Poison ivy and Pa voter suppression

When I was  around six years old,  an older child, a neighbor of my relatives, picked up a leaf. Holding it in his hand, he said, "this is poison ivy" and proceeded to rub it on my face. I didn't know what poison ivy looked  like, yet I also didn't believe  someone could be so cruel to do such a thing.

He was a bully and I was already, in my little life, setting the stage for victimhood ( it is a complex I am still  unlearning.) Despite the fact that I went running and screaming into my aunt's house where my mother and aunt both tried to wash off the poison, it was a fait accomplis. I developed a horrific case of poison ivy with my face swollen and my eyes shut for weeks. There was no antidote of prednisone then. All there was was  calomine and patience.

I relate this story because I think not only I , but that there is collectively, the sense of "no,that person could not possibly do the unthinkable, could they"? That group can't possibly be out to harm  me (or us)Surely, democracy and justice will prevail.

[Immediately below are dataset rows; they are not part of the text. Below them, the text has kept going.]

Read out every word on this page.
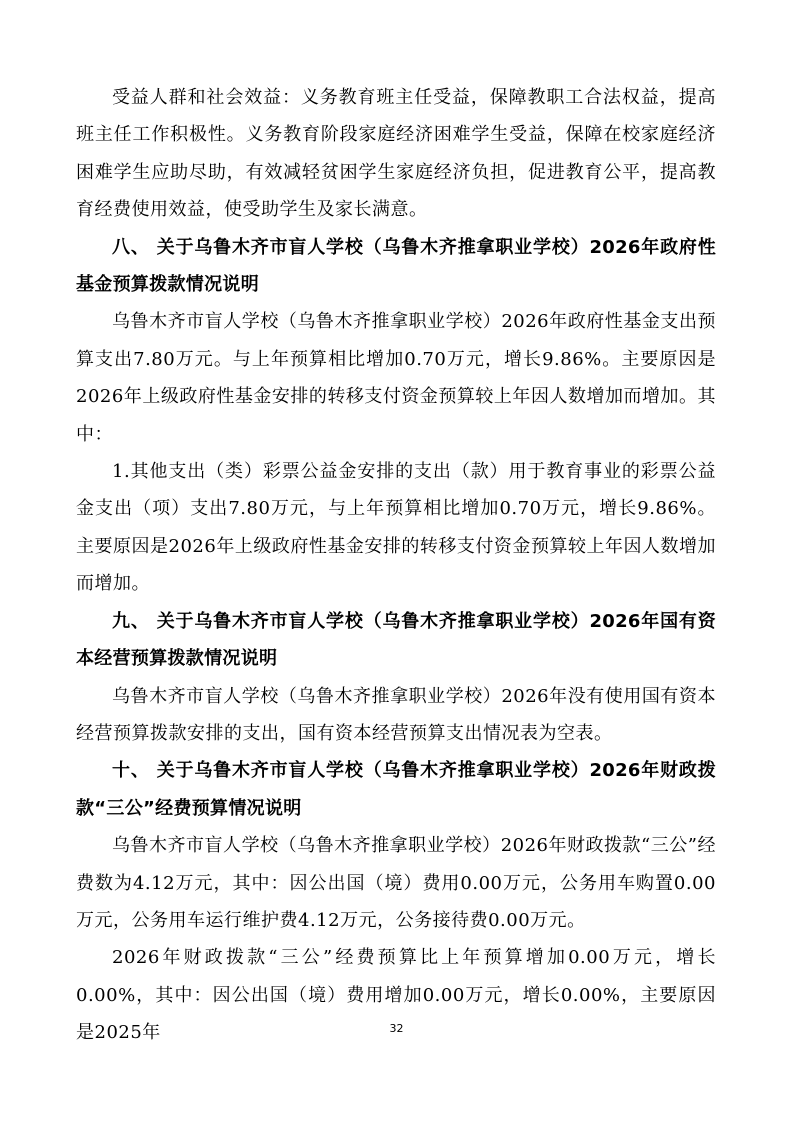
受益人群和社会效益：义务教育班主任受益，保障教职工合法权益，提高班主任工作积极性。义务教育阶段家庭经济困难学生受益，保障在校家庭经济困难学生应助尽助，有效减轻贫困学生家庭经济负担，促进教育公平，提高教育经费使用效益，使受助学生及家长满意。

八、 关于乌鲁木齐市盲人学校（乌鲁木齐推拿职业学校）2026年政府性基金预算拨款情况说明

乌鲁木齐市盲人学校（乌鲁木齐推拿职业学校）2026年政府性基金支出预算支出7.80万元。与上年预算相比增加0.70万元，增长9.86%。主要原因是2026年上级政府性基金安排的转移支付资金预算较上年因人数增加而增加。其中：

1.其他支出（类）彩票公益金安排的支出（款）用于教育事业的彩票公益金支出（项）支出7.80万元，与上年预算相比增加0.70万元，增长9.86%。主要原因是2026年上级政府性基金安排的转移支付资金预算较上年因人数增加而增加。

九、 关于乌鲁木齐市盲人学校（乌鲁木齐推拿职业学校）2026年国有资本经营预算拨款情况说明

乌鲁木齐市盲人学校（乌鲁木齐推拿职业学校）2026年没有使用国有资本经营预算拨款安排的支出，国有资本经营预算支出情况表为空表。

十、 关于乌鲁木齐市盲人学校（乌鲁木齐推拿职业学校）2026年财政拨款“三公”经费预算情况说明

乌鲁木齐市盲人学校（乌鲁木齐推拿职业学校）2026年财政拨款“三公”经费数为4.12万元，其中：因公出国（境）费用0.00万元，公务用车购置0.00万元，公务用车运行维护费4.12万元，公务接待费0.00万元。

2026年财政拨款“三公”经费预算比上年预算增加0.00万元，增长0.00%，其中：因公出国（境）费用增加0.00万元，增长0.00%，主要原因是2025年	32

I  flashed back to my poison ivy incident when I recently read (August 16,2012) that Judge Simpson of the Commonwealth of Pennsylvania upheld the Pennsylvania Legislature's voter ID law. This new law is blatantly an act of voter suppression, and yet justice did not prevail,politics did.Judge Simpson is Republican and he, I think, ruled according to party lines. It felt like, yet again, being confronted  by a bully with poison ivy in his hands: "no, you wouldn't rule this way, would you, your Honor"? Admittedly, I choke on the word "honor" here: there is no honor in using the law like a leaf of poison ivy to rub in our collective faces.

The "prednisone antidote"---the Pennsylvania Supreme Court--- is available here. Let us hope  that it becomes the healing remedy to this travesty of justice incurred by Judge Simpson's ruling. may we all be  agents against, not victims to, voter suppression.

Depending on how the state Supreme Court rules, will this be a rise of the Wounded Feminine moment or yet another dollop of dirt on her grave?